While metabolic, respiratory, and autoimmune disease is widespread, the poor working conditions to which farmworkers and landscapers are subject put them at disproportionate risk of pesticide-induced diseases. Occupational exposure to pesticides may be seen as institutionalized racism, putting black and brown people at disproportionate risk of death from Covid-19.

Farmworkers and landscapers have been deemed essential employees during the coronavirus outbreak, but without mandated safety protocols, adequate regulatory review, or government assistance, have experienced an explosion in Covid-19 cases. Workers in these industries are primarily Latinx people of color, many of whom are undocumented. According to a report published by the University of California Los Angeles, Latinx Californians aged 50 to 64 have died from the virus at rate five times higher than white people of the same age.

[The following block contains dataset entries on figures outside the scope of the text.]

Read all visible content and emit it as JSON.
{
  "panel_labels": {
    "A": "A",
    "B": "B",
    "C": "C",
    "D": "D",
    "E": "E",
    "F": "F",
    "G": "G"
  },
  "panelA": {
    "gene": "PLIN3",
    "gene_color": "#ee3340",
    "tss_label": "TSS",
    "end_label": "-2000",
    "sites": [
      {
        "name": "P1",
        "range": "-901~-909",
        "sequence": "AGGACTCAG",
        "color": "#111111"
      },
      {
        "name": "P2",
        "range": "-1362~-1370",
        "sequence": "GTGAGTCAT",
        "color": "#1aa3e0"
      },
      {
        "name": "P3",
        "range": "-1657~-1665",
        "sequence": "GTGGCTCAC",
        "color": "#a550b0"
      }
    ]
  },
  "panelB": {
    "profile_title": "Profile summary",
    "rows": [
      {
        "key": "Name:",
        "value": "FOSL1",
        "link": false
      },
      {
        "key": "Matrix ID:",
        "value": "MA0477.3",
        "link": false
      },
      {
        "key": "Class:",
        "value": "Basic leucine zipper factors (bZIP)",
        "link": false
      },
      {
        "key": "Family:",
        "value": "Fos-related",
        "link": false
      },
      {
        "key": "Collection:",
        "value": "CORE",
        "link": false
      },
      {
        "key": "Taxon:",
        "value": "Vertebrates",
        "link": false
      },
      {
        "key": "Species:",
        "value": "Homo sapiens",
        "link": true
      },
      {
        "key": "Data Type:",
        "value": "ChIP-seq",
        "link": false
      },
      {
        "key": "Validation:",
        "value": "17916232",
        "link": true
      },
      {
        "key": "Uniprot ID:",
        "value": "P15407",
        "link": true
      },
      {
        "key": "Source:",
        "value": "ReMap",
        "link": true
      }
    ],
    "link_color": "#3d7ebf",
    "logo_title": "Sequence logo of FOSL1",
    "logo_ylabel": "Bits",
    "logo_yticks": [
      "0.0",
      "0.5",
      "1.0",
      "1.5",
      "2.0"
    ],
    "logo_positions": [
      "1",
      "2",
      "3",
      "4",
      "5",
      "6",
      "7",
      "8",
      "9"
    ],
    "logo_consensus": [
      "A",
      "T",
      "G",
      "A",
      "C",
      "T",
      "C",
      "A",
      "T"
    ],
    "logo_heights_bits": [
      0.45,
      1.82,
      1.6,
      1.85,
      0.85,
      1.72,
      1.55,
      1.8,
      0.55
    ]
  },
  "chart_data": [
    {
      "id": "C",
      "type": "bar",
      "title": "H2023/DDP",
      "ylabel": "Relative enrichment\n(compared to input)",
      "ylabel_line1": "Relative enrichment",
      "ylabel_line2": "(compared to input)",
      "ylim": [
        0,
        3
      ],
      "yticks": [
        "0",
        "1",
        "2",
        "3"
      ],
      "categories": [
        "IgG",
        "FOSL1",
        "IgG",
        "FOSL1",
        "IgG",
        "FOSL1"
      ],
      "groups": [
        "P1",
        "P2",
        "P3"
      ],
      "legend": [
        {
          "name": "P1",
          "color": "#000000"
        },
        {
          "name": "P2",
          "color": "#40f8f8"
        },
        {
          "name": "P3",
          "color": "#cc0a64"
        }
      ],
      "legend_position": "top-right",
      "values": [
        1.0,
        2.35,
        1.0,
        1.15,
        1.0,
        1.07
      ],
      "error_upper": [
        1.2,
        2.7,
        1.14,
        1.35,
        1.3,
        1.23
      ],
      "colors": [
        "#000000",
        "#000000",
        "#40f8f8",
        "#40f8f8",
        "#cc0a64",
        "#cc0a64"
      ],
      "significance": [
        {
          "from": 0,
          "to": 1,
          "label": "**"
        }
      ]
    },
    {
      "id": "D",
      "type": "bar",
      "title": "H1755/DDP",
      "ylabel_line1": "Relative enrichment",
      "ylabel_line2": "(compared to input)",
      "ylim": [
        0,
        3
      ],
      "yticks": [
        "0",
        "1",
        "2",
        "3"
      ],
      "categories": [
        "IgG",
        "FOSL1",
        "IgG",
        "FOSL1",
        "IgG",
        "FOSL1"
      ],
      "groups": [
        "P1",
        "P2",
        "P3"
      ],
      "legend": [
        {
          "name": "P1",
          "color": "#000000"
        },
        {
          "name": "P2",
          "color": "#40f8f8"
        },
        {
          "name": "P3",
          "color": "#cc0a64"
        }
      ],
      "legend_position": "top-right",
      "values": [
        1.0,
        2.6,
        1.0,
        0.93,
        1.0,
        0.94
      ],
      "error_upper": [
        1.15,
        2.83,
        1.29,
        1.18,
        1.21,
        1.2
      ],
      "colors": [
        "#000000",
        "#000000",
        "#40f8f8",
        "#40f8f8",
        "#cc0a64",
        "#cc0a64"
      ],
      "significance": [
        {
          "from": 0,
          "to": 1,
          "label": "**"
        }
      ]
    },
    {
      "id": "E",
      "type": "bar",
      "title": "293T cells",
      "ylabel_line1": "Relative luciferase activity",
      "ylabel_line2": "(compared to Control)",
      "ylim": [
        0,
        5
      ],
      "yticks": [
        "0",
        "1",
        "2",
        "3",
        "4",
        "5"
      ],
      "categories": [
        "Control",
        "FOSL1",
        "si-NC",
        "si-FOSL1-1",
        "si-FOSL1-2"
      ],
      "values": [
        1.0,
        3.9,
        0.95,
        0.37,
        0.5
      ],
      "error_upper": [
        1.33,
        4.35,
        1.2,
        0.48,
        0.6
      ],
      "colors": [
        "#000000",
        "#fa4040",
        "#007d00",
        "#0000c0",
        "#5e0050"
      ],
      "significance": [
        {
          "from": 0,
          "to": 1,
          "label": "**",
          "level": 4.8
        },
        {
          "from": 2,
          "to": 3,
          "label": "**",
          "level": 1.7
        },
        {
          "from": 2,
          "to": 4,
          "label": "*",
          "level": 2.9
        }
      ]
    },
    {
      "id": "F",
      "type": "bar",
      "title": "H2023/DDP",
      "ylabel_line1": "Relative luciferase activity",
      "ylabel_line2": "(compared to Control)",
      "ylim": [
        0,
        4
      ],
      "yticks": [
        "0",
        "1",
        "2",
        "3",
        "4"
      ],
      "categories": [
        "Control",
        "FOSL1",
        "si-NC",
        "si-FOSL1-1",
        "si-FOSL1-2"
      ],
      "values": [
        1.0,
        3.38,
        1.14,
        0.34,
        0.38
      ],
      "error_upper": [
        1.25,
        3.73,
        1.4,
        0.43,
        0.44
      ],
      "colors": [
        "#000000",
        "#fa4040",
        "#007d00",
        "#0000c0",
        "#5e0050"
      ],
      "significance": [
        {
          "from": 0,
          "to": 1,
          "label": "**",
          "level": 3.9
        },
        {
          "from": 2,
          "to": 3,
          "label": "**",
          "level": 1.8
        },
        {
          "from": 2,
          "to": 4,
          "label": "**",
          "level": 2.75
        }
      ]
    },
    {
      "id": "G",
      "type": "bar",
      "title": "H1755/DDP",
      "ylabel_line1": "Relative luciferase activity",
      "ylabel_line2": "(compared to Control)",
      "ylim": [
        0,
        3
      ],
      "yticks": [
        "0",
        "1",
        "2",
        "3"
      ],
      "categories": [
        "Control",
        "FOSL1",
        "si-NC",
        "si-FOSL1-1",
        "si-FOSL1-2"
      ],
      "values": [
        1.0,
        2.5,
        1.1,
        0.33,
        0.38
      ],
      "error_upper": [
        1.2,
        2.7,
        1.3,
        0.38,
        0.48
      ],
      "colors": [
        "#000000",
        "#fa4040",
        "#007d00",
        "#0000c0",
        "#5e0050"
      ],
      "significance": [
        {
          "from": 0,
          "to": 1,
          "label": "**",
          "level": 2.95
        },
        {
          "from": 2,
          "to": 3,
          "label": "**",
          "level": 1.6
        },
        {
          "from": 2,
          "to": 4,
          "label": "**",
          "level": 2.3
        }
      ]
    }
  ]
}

It is essential that when EPA weighs risks and benefits of pesticide use, it does not allow risks to workers and people of color to be ignored or undervalued. An appraisal of the contribution of pesticide use and exposure to health outcomes of Covid-19 is urgently needed. Please mandate EPA to perform an emergency assessment of the contribution of pesticide exposure to Covid-19 vulnerability. To highlight the urgency of this assessment, EPA should be given three months to put in place temporary measures based on scientific literature and advice of medical personnel, with permanent measures to be codified within a year.

Thank you for your attention to this urgent issue.